Object Position Tracking

Model by Modzy

This model can geodetically track objects in any video containing standard compliant geodetic metadata. This model uses a Siamese region proposal network (Siamese-RPN) which was trained end-to-end on large datasets to be able to track objects in any domain. The model accepts MPEG and MP4 video files packaged according to the MISB ST 0601 standard and outputs the latitude and longitude coordinates of the tracked object in each frame of the video by creating both a JSON formatted set of tracks as well as a zip archive formatted ESRI shapefile.

This model can be used to track moving objects such as people, vehicles in consecutive images or video frames.

  • Description

    Product Description


    57% Average Accuracy – The average of the accuracies of various classes.

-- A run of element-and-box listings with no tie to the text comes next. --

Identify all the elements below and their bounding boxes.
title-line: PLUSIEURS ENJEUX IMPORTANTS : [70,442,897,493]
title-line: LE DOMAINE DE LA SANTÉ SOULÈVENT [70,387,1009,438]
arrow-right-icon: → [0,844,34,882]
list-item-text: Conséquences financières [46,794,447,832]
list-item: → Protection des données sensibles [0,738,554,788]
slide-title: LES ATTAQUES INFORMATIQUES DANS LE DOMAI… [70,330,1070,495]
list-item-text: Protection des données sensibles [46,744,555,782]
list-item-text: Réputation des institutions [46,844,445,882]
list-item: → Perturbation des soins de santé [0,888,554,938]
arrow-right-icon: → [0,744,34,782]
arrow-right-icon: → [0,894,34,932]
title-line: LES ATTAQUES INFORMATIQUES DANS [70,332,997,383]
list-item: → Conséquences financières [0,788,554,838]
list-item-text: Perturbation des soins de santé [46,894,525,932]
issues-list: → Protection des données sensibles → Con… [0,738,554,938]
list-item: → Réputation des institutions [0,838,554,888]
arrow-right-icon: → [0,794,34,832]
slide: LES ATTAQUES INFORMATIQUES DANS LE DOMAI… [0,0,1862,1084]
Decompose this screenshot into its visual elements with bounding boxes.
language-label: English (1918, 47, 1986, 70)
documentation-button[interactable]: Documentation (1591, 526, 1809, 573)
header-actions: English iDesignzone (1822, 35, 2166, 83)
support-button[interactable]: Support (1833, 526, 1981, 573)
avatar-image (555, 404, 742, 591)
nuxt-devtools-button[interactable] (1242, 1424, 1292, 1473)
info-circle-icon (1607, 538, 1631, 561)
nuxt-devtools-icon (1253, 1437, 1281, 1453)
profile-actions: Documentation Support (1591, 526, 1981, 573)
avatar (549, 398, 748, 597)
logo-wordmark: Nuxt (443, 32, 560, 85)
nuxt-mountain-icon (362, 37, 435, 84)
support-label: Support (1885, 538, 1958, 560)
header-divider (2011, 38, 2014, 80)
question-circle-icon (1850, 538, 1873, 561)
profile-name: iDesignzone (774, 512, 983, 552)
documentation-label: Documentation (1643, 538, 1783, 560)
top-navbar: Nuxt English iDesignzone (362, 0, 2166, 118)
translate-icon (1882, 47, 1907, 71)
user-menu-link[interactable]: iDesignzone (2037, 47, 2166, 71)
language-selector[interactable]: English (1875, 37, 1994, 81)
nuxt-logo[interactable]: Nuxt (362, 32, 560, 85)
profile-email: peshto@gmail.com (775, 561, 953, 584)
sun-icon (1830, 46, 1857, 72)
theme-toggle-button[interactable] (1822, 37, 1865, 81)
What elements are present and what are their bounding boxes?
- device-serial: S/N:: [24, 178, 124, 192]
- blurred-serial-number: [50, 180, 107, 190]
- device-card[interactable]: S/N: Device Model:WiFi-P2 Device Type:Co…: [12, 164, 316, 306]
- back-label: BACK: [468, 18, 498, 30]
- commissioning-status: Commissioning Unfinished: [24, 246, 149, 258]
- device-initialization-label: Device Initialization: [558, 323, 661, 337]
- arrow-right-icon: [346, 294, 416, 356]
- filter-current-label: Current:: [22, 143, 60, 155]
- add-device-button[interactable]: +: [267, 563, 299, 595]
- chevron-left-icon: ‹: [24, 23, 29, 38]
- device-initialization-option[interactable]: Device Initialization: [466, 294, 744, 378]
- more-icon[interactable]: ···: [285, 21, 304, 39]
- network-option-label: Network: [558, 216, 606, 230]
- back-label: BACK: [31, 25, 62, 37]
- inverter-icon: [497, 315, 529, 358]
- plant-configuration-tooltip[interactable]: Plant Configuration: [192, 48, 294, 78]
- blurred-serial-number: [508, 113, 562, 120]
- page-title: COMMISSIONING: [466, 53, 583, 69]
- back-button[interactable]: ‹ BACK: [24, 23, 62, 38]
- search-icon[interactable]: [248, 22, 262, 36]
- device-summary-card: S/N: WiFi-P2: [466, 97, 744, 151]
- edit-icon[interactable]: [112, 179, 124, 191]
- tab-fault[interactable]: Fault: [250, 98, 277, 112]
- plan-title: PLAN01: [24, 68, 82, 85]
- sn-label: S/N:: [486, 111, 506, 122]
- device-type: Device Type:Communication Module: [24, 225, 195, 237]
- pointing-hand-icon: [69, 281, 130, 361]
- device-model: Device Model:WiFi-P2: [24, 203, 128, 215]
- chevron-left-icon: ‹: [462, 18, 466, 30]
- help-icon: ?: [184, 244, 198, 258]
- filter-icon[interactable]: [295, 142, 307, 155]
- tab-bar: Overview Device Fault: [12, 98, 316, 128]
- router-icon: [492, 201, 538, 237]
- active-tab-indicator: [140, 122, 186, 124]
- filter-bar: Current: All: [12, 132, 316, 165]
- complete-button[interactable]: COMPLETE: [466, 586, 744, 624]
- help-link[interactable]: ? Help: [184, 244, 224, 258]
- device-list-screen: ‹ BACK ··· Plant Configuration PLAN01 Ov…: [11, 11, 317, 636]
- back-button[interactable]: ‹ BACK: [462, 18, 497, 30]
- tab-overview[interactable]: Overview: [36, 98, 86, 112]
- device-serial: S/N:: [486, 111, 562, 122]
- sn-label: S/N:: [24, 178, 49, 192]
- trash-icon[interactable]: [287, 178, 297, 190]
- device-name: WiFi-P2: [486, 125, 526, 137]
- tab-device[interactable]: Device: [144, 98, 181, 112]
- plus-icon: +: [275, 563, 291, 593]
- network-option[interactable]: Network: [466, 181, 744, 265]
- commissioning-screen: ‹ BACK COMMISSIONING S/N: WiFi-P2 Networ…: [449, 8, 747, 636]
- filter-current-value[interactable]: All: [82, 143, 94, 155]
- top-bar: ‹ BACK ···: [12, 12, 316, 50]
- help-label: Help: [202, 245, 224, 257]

Further information here.

    35% Expected Average Overlap (EAO) – An estimator of the average overlap a tracker is expected to attain on a large collection of short-term sequences with the same visual properties as the given dataset. Further information here.

    97% Average Robustness – Measures how robustly the model tracks a specific object on average over a sequence of consecutive frames. Further information here.

    The model was tested on datasets for the Visual Object Tracking (VOT) challenges: VOT2015, VOT2016, and VOT2017, each containing 60 videos and OTB2015 with 100 videos. The model reached the average accuracy of 0.57, robustness of 0.97, and EAO of 0.35 on these datasets where, EAO stands for expected average overlap and is measure which takes into account both accuracy and robustness over the frames. Siamese-RPN is able to conduct tracking at 160 frames per second.


    This model was trained to work with two different types of feature extractors: AlexNet and ResNet. The feature extractor then is followed by a Siamese region proposal network which performs object tracking. Region Proposal Network (RPN) was first proposed in the design of Faster R-CNN for object detection models. RPN is capable of extracting precise proposal regions by analyzing the foreground-background features and performing bounding box regression. A Siamese network is a network with two branches which implicitly encodes the original patches to another space and then fuses them with a specific tensor to produce a single output. This architecture is usually used for comparing two sets of features produced by two network branches in a common embedded space for contrastive tasks. This model was implemented in PyTorch.


    This model was trained on the Youtube-BB dataset for 50 epochs using stochastic gradient descent with a learning rate which decreased during the training in log space from 0.01 to 0.000001. Youtube-BB dataset includes 100,000 videos annotated once in every 30 frames.


    The model was tested on the VOT2015, VOT2016 and VOT2017 datasets each containing 60 videos and OTB2015 with 100 videos.


    The input(s) to this model must adhere to the following specifications:

    Filename Maximum Size Accepted Format(s)
    config.json 1M .json
    input 1G .mp4, .mpg


    This model will output the following:

    Filename Maximum Size Format
    results.json 2M .json